Air Security’s Grand Illusion

This article is from the archive of The New York Sun before the launch of its new website in 2022. The Sun has neither altered nor updated such articles but will seek to correct any errors, mis-categorizations or other problems introduced during transfer.

The New York Sun

If you happen to be reading this while standing in one of those disturbingly slow, zigzag lines at airport security – looking repeatedly at your watch, wondering if this time you really will miss the plane – here’s something to make you feel worse: Almost none of the agony you are experiencing is making you safer, at least not to any statistically significant or economically rational degree. Certainly any logical analysis of the money that has been spent on the airport security system since September 11, 2001, and the security that the system has created, must lead to that conclusion.


This is not to say that the uniformed screeners aren’t more professional than they were in the past, or that their presence doesn’t create a degree of psychological comfort, both for government officials, who can claim to be doing something to keep us all safer, as well as for those passengers who continue to believe that engaging in ritualistic shoe-removal gives them mysterious, magical protection against terrorism.

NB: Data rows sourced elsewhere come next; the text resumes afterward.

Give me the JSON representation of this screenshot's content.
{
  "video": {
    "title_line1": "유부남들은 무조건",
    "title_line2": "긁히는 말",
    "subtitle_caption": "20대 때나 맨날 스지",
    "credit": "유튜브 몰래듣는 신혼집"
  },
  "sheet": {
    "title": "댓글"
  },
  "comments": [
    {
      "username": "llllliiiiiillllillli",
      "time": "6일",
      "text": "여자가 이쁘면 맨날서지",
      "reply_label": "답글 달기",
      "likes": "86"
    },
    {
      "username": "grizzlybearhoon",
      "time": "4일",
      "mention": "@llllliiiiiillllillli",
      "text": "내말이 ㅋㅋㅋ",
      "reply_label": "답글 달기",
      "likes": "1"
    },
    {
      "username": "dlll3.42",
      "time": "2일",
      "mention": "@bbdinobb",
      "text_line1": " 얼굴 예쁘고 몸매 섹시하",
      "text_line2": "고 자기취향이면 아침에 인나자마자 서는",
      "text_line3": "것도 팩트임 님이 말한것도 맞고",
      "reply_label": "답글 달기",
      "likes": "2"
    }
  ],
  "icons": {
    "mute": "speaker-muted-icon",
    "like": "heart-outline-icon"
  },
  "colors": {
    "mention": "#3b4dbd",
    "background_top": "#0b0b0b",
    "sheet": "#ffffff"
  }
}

On the grand scale of things, though, that’s all it is: magical protection.


In fact, outside inspectors have found, over and over again, that federal screeners perform no better than the private screeners they replaced. Since they inspect only passengers and baggage, not the airport and its perimeter, they haven’t eliminated the need for other forms of law enforcement, either. And even when they are doing their rather narrow job correctly, their impact is dubious. By their own account, federal screeners have intercepted “7 million prohibited items.” But of that number, only 600 were firearms. So, according to the calculations of economist Veronique de Rugy, 99.992% of intercepted items were nail scissors, cigarette lighters, penknives, and the like.

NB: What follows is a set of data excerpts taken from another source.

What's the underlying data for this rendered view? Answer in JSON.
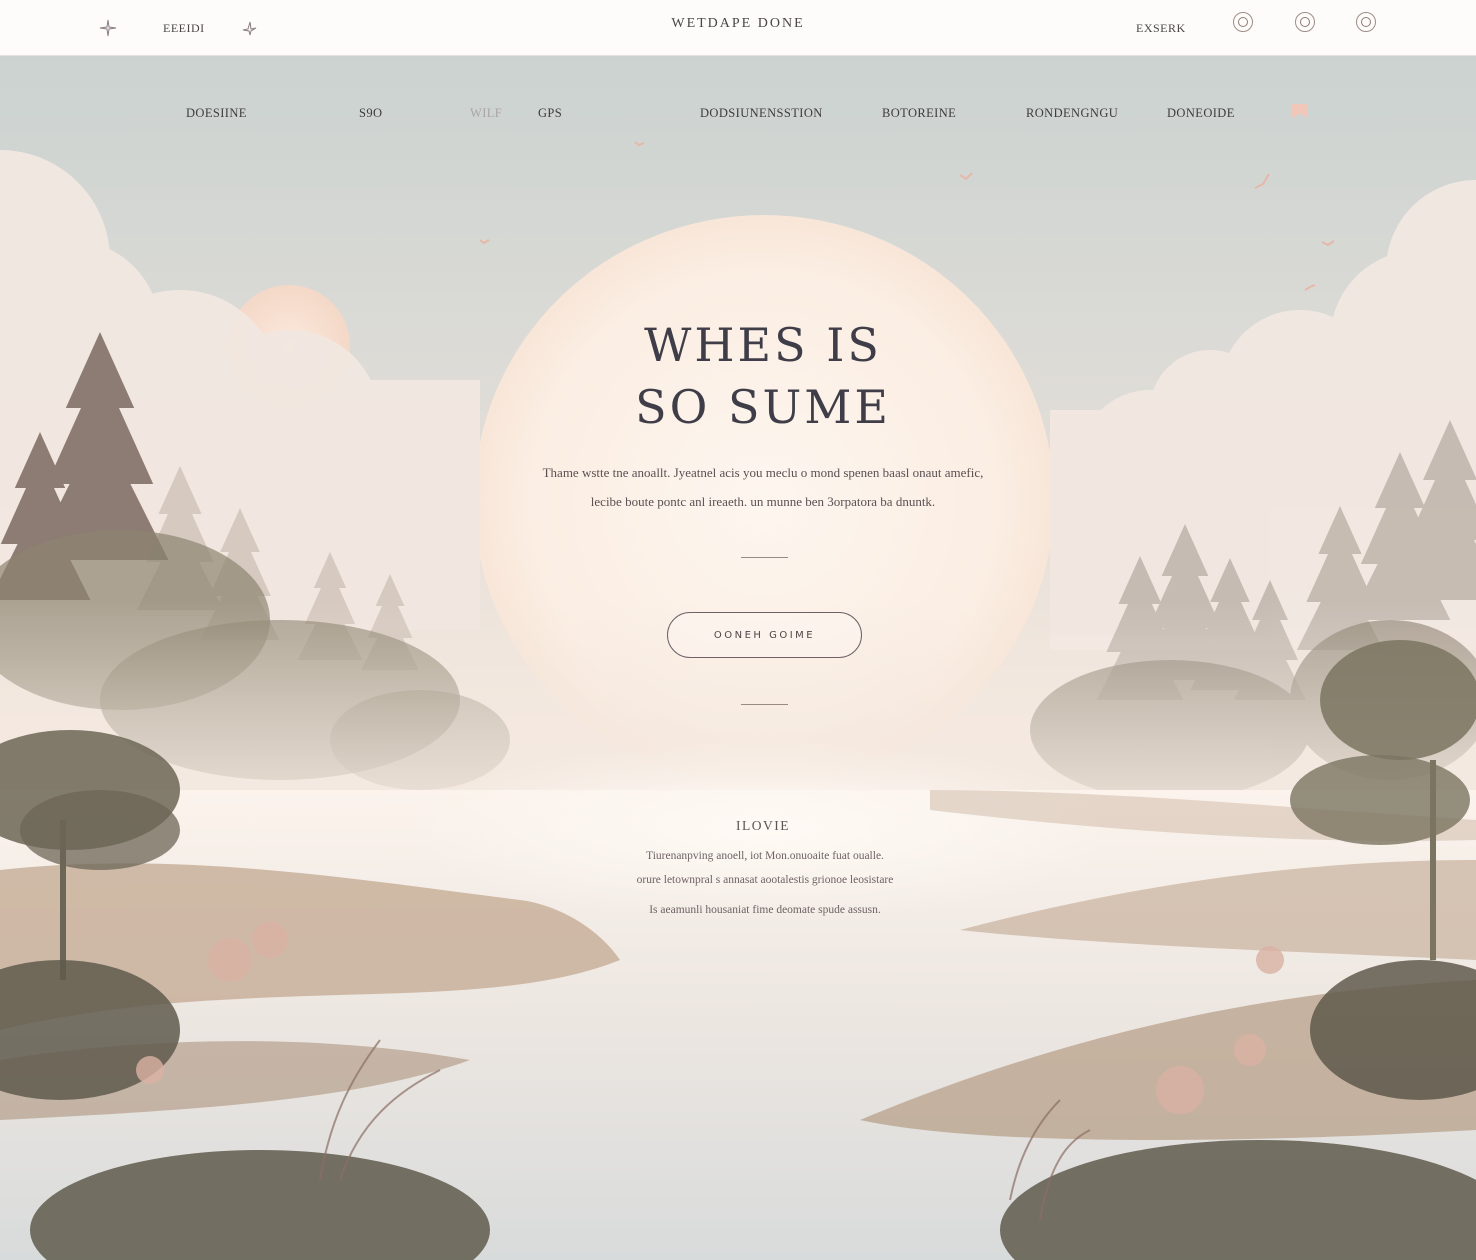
{
  "topbar": {
    "left_link": "EEEIDI",
    "brand": "WETDAPE DONE",
    "right_link": "EXSERK",
    "icons": [
      "sparkle-icon",
      "star-icon",
      "social-icon-1",
      "social-icon-2",
      "social-icon-3"
    ]
  },
  "nav": {
    "items": [
      {
        "label": "DOESIINE"
      },
      {
        "label": "S9O"
      },
      {
        "label": "WILF"
      },
      {
        "label": "GPS"
      },
      {
        "label": "DODSIUNENSSTION"
      },
      {
        "label": "BOTOREINE"
      },
      {
        "label": "RONDENGNGU"
      },
      {
        "label": "DONEOIDE"
      }
    ],
    "bookmark_icon": "bookmark-icon"
  },
  "hero": {
    "title_line1": "WHES IS",
    "title_line2": "SO SUME",
    "desc_line1": "Thame wstte tne anoallt. Jyeatnel acis you meclu o mond spenen baasl onaut amefic,",
    "desc_line2": "lecibe boute pontc anl ireaeth. un munne ben 3orpatora ba dnuntk.",
    "cta_label": "OONEH GOIME"
  },
  "section": {
    "title": "ILOVIE",
    "line1": "Tiurenanpving anoell, iot Mon.onuoaite fuat oualle.",
    "line2": "orure letownpral s annasat aootalestis grionoe leosistare",
    "line3": "Is aeamunli housaniat fime deomate spude assusn."
  },
  "colors": {
    "sky": "#c9d2d0",
    "sun": "#fbefe5",
    "accent": "#f1c7ba",
    "text": "#3f3d48"
  }
}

Yet this mass ceremonial sacrifice of toenail clippers on the altar of security comes at an extraordinarily high price. The annual budget of the federal Transportation Security Administration hovers around $5.5 billion – just about the same price as the entire FBI – a figure that doesn’t include the cost of wasted time. De Rugy reckons that if 624 million passengers each spend two hours every year waiting in line, the annual loss to the economy comes to $32 billion. There has also been a price to pay in waste, since when that much money is rubbed into a problem with that kind of speed – remember, the TSA had only 13 employees in January 2002 – a lot of it gets misspent. In the case of the TSA, that waste includes $350,000 for a gym, $500,000 for artwork and silk plants at the agency’s new operations center, and $461,000 for its first-birthday party. More to the point, the agency has spent millions, even billions, on technology that is inappropriate or outdated.

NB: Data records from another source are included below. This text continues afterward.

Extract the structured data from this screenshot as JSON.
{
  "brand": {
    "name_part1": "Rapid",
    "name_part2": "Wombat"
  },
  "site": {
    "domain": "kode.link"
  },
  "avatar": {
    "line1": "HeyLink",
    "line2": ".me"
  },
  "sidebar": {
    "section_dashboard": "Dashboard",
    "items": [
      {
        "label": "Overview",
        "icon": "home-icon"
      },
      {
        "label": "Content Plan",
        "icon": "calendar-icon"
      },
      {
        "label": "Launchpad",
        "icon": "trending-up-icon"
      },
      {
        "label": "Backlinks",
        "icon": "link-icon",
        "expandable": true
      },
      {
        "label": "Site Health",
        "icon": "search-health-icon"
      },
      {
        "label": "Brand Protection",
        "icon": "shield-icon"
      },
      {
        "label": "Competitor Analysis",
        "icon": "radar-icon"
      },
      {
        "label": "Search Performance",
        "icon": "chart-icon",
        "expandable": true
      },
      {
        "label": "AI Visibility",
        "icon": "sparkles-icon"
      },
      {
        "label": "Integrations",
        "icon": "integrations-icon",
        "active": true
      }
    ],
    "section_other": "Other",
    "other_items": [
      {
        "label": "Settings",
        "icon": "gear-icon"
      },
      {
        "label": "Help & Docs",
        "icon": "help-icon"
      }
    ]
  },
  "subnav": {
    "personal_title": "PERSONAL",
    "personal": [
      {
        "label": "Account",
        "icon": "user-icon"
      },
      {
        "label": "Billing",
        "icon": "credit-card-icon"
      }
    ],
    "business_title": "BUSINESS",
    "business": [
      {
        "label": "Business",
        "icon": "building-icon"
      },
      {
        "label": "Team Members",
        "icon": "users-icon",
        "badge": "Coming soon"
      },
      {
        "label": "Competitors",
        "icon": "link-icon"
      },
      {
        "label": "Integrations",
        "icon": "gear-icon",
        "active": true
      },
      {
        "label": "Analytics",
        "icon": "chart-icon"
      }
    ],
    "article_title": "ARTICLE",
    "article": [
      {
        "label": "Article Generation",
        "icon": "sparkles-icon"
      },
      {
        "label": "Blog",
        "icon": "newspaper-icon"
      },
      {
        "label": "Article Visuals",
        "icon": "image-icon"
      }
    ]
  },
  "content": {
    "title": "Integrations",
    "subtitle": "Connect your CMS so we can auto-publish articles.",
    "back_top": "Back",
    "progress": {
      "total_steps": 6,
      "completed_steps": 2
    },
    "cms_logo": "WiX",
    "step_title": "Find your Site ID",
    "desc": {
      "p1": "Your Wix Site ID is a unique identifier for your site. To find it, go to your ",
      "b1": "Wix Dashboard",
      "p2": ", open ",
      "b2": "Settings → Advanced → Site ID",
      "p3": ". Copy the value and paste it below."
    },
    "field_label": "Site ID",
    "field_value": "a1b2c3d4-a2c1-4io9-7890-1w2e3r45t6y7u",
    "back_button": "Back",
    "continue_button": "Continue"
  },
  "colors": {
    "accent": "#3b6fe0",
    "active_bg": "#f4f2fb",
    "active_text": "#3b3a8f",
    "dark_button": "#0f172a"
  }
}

In fact, better security didn’t have to cost that much. Probably the most significant measure taken in the past four years was one funded not by the government but by the airline industry, which put bulletproof doors on its cockpits at the relatively low price of $300 million to $500 million over 10 years. In extremely blunt terms, that means that while it may still be possible to blow up a plane (and murder 150 people), it is now virtually impossible to drive a plane into an office building (and murder thousands). By even the crudest cost-benefit risk analysis, bulletproof cockpit doors, which nobody notices, have the potential to save far more lives, at a far lower cost per life, than the screeners who open your child’s backpack and your grandmother’s purse while you stand around in your socks waiting for them to finish.


But, then, this isn’t a country that has ever been good at risk analysis. If it were, we would never have invented the TSA at all. Instead, we would have taken that $5.5 billion, doubled the FBI’s budget, and set up a questioning system that identifies potentially suspicious passengers, as the Israelis do. Even now, it’s not too late to abolish the TSA, create a federal training program for airport screeners, and then let private companies worry about how many people to hire, which technology to buy and how long the tables in front of the X-ray machines should be (that last issue being featured in a recent government report). But every time that suggestion is made in Congress, someone denounces the plan as a “privatization” of our security and a sellout.


Which is why I conclude that we don’t actually want value for money. No, we want every passenger to have the chance to recite that I-packed-these-bags-myself mantra to a uniformed official before boarding an airplane. Magic words, it seems, are what make Americans feel really safe.